Alter Presse publie un article racontant les déboires d'un jeune entrepreneur qui voudrait sa lancer dans la commercialisation de produits fabriqués à base de cacao 

Voici ce qu'en dit l'Agence: 

P-au-P, 28 août 2015 [AlterPresse] --- Amour. Plaisir. Addiction. De nombreux mots peuvent être rattachés au chocolat. Mélior Joseph en a fait un métier qui se conjugue entre raison et passion.

Originaire de Saint-Louis du Nord (Nord-Ouest d’Haïti), Mélior Joseph, 28 ans, est l’avant-dernier d’une famille de huit enfants.

Après des études en sociologie à la Faculté des sciences humaines (Fasch) de l’Université d’Etat d’Haïti (Ueh), il se tourne vers le droit. Mais une formation en entrepreneuriat à Montréal va changer sa vie.

Enfant, il a grandi en regardant sa mère transformer le cacao. Mais cela ne l’a jamais vraiment intéressé. Jusqu’à ce qu’il en découvre la richesse, lors de cette formation.

« Cette formation en entrepreneuriat à Montréal m’a fait faire un virage à 360 degrés », dit-il.

« Normalement, ma carrière était tracée pour que je devienne : soit professeur d’université, soit avocat ».

En 2012, Mélior Joseph crée, avec cinq de ses frères et sœurs ainsi que des amis, la société Chocomax pour « explorer toutes les potentialités du cacao au maximum ».

Crémas, rhum cacao, graisse de cacao, chocolat en bâtonnet, Chocomax a une variété de produits sur le marché.

L’entreprise, arrivée deuxième au concours « Digicel entrepreneur de l’année en 2012 » au niveau du département du Nord-Ouest, compte 11 employés, mais n’est pas encore dans une phase industrielle, déplore Mélior Joseph.

Une bonne partie de l’entreprise fonctionne à Saint-Louis du Nord, où se trouve l’atelier.

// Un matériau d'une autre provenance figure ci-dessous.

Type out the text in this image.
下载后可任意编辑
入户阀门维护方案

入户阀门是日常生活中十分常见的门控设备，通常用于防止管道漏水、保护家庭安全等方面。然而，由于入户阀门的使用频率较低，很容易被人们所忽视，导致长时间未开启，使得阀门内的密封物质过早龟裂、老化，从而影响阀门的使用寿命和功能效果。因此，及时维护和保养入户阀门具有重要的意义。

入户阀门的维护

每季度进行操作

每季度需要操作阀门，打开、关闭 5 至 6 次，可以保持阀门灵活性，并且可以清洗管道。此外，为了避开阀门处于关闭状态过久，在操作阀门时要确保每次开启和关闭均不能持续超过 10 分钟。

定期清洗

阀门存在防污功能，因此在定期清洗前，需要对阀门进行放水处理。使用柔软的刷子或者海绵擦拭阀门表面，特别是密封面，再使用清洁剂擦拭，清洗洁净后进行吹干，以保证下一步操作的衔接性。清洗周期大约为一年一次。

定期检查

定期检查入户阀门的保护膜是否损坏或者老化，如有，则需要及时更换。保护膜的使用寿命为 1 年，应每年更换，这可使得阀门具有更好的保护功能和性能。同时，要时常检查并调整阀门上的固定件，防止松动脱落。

« Je crois plus en l’emploi rural […], même si c’est très lourd sur le plan logistique », affirme le jeune homme.

Chocomax est sur le point d’ouvrir également un bar dans son local, en plein cœur de Port-au-Prince, pour offrir des boissons chocolatées, entre autres.

Toutefois, faire tout ce chemin n’a pas été des plus aisés. Car, pour lancer une entreprise, il faut, plus que l’envie, avoir les moyens théoriques et économiques.

« En Haïti, l’on reçoit surtout une formation académique, quand on ne vient pas d’une famille déjà impliquée dans les affaires. Donc, mon plus grand défi a été de trouver des outils théoriques en entrepreneuriat. Le second défi a été économique », explique Mélior Joseph.

Après des démarches infructueuses, auprès de plusieurs institutions, le jeune homme a pu finalement obtenir un prêt d’une coopérative.

Atteindre, enfin, son rêve se heurte, néanmoins, à la perception négative de l’entrepreneuriat dans certains milieux.

« Certains de mes camarades disent : le gars est avocat, et voilà qu’il se met à vendre du chocolat », raconte Mélior Joseph.

« Mais, moi, je crois que faire de l’entrepreneuriat est l’un des meilleurs moyens pour m’épanouir et aider les gens dans mon environnement ».

Combattre le manque d’attention, voire de prestige, dont souffrent parfois les initiatives des jeunes, se révèle un chantier. Mais ce n’est pas le seul.

Pour Mélior Joseph, le pays doit encore lutter contre la condition de « pourvoyeur de matières premières » aux pays riches, dans laquelle il est enfermé.

Si exporter des mangues et autres (bananes...) est intéressant, les transformer est capital.

« Si tu veux faire de la transformation, cela demandera que tu aies des équipements, que tu augmentes le nombre de tes employés, qu’ils soient mieux formés pour utiliser les machines. Cela aurait un effet multiplicateur dans l’économie du pays », analyse Mélior Joseph.

Haïti exporte actuellement 125 tonnes de cacao l’an.

La plupart des entreprises, qui transforment ce produit, font face à des difficultés, liées aux équipements, trop coûteux, en termes d’achat, de dédouanement et de maintenance.

« Des gens me disent : pourquoi ne pas exporter le cacao brut ? Cela te rapporterait plus d’argent. Mais, je me demande : si faire des affaires, c’est seulement faire plus d’argent, ou si cela n’implique pas d’autres missions auprès de la communauté », estime Joseph.